Join the discussion 6 Comments

  • Jeanne Fleming says:

    And yet our high school graduation rates are up while the disparities between white students and students of color in every measure are among the greatest in the U.S.

  • joe Kosanda says:

    The excess spending is designed to benefit the teachers.

    A few years ago, our local school district was spending a lot of money building additions to several schools ( in a district with a no growth in student enrollment – ie not a growing school district).

    I ran into the school board president at a 9th grade volleyball game (our daughters played on the same team).
    I asked the school board president why the district was spending “taxpayer money” to build the school building additions.
    Her response was that it wasnt taxpayer money, it was bond money.

    I mention her response since it provides some insight into the mentality / source of the spending.

  • joe Kosanda says:

    One of talking points of the teachers union is that teachers are underpaid and that is the primary reason for the high turnover in teachers.

    Anyone who makes that comment really has no comprehension of the labor market – though the explanation above is the common belief.

    The first point is the labor market is not one big homogenous market, but a few thousand sub market

    1) everybody naturally gravitates to the job they have the natural apptitude for.
    2) every profession has a high turnover in the first couple of years as the individual figures out what they like doing.
    3) some professions have lower turnover than others, primarily because weeding out is done in college instead of after they graduate. the medical profession, engineer, law have much lower turnover in the first years of the job market since the rigor of college weeds those unqualified out . The education degree course dont weed out very many in college because the rigor of an education degree is relatively low.

    4) the actual labor pool of qualified teachers is fairly small and it is limited by those that have the natural apptitude to teach.

    5) higher compensation will only accomplish a) getting teachers paid more than their skill set justifies, b) encourage individuals who lack the apptitude to enter the teaching profession and c) make it harder to weed out bad teachers because the over compensation will delay those unqualified from leaving on their own accord.

    A public service announcement/comment – one of the most important concept to understand is micro economics and the supply and demand curves. Most every comment made by politicians on both sides of the aisle are devastated with a basic micro economic analysis.

  • quentin49 says:

    So looking at this mathematically one would theorized that there appears to be an inverse relationship between spending and achievement. Now correlation is not necessarily causation, but I think this one could be tested and verified. The reason being that virtually all of the additional funding does not go to anything related to education.
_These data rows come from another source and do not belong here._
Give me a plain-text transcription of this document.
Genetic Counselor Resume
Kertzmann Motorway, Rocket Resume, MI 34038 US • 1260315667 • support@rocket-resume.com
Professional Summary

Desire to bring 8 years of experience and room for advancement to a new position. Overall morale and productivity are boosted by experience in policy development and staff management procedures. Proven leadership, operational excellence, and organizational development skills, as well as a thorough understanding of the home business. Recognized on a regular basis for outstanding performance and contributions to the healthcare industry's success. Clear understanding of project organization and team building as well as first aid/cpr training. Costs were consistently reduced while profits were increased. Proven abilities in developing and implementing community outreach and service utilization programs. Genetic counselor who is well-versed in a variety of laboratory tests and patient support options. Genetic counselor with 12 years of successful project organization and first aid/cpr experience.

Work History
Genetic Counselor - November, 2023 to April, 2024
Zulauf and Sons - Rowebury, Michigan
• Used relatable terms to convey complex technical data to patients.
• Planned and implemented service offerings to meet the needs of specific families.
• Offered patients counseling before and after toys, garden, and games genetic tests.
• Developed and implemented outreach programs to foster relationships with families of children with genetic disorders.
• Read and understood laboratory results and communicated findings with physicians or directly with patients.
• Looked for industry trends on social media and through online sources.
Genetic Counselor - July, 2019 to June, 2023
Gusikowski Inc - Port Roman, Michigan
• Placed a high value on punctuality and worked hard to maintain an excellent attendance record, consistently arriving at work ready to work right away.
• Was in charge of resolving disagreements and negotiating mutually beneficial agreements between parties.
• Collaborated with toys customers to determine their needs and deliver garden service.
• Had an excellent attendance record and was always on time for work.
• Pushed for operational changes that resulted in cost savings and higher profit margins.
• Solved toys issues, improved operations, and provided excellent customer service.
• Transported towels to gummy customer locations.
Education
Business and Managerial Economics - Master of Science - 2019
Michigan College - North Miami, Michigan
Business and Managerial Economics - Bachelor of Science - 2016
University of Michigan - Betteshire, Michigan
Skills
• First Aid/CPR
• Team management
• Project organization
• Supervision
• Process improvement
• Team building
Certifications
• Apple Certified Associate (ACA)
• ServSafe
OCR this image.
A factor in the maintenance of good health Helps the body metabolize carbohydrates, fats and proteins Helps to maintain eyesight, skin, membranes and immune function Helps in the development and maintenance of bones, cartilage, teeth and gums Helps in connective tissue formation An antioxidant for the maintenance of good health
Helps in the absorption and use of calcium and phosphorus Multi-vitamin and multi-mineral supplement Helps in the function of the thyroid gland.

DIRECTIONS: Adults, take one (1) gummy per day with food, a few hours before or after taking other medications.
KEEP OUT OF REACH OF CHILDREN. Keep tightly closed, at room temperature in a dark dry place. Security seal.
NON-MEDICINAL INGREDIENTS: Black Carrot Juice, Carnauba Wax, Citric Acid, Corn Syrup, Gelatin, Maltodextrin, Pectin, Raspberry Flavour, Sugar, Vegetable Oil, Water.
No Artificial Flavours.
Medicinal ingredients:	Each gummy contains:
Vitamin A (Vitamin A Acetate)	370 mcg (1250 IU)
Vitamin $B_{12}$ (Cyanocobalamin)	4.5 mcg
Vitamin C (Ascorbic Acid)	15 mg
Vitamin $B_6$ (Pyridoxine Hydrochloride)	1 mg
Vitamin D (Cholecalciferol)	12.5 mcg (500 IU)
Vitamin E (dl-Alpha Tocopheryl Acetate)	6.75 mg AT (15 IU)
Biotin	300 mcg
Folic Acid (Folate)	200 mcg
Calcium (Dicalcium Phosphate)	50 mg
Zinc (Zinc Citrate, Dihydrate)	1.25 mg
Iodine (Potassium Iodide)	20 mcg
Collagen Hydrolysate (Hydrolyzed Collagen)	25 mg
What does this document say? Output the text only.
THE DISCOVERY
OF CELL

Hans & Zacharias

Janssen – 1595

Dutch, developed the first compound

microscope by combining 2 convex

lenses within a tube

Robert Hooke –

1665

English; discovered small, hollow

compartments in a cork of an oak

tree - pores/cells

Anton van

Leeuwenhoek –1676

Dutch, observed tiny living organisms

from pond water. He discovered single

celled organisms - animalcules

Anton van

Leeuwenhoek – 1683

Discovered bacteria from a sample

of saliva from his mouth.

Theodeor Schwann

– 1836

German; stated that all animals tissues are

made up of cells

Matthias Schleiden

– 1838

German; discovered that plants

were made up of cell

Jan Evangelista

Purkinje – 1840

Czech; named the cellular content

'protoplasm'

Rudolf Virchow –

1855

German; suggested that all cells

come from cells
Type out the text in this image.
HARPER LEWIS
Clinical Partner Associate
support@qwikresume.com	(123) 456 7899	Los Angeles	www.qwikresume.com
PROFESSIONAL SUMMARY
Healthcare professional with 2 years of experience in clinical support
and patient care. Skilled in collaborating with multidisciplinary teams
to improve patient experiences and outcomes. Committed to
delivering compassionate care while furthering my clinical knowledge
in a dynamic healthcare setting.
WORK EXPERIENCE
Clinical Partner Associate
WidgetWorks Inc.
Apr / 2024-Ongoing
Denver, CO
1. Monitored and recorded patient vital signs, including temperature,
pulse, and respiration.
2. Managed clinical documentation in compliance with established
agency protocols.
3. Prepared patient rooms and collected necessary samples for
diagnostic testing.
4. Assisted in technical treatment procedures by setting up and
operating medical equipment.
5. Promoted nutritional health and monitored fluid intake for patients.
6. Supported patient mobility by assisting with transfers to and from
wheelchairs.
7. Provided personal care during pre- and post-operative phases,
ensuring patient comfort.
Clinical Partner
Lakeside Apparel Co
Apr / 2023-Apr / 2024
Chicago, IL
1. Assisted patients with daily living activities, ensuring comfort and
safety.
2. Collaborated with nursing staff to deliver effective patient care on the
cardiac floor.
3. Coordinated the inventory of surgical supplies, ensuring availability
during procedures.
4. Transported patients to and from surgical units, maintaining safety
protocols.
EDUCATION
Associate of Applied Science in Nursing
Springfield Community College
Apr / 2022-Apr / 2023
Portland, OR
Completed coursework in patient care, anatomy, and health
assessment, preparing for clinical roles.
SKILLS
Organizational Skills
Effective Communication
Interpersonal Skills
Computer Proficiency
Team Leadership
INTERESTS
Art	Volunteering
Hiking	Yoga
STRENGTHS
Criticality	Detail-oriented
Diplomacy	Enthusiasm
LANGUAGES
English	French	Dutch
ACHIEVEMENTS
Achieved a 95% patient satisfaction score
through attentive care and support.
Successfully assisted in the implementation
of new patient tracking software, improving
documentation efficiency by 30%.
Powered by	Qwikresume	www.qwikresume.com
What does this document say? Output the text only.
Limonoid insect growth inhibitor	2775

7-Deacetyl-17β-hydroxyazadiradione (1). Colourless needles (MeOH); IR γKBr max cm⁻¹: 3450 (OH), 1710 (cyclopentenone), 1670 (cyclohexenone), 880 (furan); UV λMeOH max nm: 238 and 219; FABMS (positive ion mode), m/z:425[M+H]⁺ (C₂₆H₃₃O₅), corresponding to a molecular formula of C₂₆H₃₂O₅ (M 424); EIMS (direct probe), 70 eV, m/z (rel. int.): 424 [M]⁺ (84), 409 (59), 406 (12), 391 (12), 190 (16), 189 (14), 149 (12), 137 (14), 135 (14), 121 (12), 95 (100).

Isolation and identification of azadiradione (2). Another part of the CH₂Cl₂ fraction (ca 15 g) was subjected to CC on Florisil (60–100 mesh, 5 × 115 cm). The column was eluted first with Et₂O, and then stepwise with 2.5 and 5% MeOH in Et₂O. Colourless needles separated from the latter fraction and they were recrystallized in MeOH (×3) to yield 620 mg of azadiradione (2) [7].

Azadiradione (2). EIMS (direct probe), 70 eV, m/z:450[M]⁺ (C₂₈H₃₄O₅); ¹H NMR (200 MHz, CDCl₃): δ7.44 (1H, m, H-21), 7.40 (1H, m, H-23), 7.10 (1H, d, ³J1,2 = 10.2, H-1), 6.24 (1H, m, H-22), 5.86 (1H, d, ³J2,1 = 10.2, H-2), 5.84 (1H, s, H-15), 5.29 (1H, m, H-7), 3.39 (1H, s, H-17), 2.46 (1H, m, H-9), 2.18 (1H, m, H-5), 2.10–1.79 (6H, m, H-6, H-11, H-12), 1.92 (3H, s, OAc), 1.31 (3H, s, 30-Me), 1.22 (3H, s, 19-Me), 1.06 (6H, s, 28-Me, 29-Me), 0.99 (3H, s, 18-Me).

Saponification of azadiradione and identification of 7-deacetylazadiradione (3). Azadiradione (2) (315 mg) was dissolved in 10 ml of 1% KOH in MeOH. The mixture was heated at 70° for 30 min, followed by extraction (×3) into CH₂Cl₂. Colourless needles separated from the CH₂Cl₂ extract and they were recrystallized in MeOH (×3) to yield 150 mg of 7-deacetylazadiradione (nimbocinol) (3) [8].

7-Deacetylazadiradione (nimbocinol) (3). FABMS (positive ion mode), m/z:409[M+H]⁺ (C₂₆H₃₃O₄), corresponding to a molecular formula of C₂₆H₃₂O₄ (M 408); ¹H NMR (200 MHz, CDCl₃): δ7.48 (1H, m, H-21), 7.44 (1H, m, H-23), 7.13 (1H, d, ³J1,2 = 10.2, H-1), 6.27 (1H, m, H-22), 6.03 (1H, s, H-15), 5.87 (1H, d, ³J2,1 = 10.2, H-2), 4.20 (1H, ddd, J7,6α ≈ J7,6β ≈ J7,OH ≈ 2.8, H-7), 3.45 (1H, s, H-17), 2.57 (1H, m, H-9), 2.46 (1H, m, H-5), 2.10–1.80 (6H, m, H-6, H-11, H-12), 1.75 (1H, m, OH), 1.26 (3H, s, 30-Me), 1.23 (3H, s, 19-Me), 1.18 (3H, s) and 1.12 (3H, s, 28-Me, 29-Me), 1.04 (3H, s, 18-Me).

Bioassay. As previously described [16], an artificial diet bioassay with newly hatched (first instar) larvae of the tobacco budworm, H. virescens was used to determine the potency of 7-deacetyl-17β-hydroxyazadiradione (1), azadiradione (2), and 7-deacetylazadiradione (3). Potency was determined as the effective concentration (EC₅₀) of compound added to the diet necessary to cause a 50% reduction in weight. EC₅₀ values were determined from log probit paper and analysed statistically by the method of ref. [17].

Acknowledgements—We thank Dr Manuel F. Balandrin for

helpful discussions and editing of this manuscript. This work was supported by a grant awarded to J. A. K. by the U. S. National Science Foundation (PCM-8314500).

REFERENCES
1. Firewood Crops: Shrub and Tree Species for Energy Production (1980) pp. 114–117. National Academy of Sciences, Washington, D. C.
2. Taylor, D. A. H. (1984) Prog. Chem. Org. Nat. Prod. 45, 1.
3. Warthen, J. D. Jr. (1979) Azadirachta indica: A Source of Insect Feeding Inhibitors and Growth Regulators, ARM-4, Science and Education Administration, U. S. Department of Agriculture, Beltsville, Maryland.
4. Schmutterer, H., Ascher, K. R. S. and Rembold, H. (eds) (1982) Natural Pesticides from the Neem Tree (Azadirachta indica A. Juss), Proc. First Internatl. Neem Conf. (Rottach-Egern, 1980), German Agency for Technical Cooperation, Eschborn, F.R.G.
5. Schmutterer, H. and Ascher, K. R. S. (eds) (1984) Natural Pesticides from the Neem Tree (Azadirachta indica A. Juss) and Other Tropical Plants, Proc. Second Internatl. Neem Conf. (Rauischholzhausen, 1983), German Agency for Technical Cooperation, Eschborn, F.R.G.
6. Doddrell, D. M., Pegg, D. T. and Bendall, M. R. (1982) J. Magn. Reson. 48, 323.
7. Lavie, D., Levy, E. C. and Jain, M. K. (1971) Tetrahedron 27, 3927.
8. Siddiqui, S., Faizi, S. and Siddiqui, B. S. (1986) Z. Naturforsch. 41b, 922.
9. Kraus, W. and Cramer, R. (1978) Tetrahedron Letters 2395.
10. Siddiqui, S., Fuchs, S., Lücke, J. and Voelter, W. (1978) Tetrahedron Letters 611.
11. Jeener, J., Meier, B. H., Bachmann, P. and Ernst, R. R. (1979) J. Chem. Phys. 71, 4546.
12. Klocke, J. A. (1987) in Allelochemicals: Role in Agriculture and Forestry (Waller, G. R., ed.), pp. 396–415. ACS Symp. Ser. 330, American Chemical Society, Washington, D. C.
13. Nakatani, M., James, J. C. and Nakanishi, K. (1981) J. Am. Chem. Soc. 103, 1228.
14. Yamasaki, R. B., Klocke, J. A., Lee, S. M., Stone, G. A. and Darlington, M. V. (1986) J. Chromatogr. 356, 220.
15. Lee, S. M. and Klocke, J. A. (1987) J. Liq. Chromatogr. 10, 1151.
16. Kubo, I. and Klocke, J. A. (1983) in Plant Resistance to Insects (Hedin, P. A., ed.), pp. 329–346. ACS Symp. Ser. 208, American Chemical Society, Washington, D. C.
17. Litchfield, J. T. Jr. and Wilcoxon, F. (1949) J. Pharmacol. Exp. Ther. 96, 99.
    The fact that in the new mantra of “equity” high achievement is racist, along with knowledge and hard work. We have dumbed ourselves down to the point we can no longer even recognize our own gender. The graduation rates are unrelated to achievement; they are related to grade inflation. A recent “student” in San Francisco was awarded a scholarship for her stellar performance – at a school she had not attended in two years.

  • Bryon says:

    The lower results would be quickly fixed if we took that 13.5k per student and gave it to parents as vouchers towards any school they choose.

    The left opposes this because they do not care about teaching kids to read or write or do math. They want indoctrination and are completely satisfied with the current state of education.

  • Jersey JoePa says:

    A similar analysis was done in Central NJ a few years back. The school district with the higher per student spend (over $24,000 per) was Asbury Park which had less than a 50% graduation rate. They also had the most up-to-date facilities. It is not hard to see that the overspending is the primary consideration and intentional for the reasons cited and the educational outcome is not the primary focus.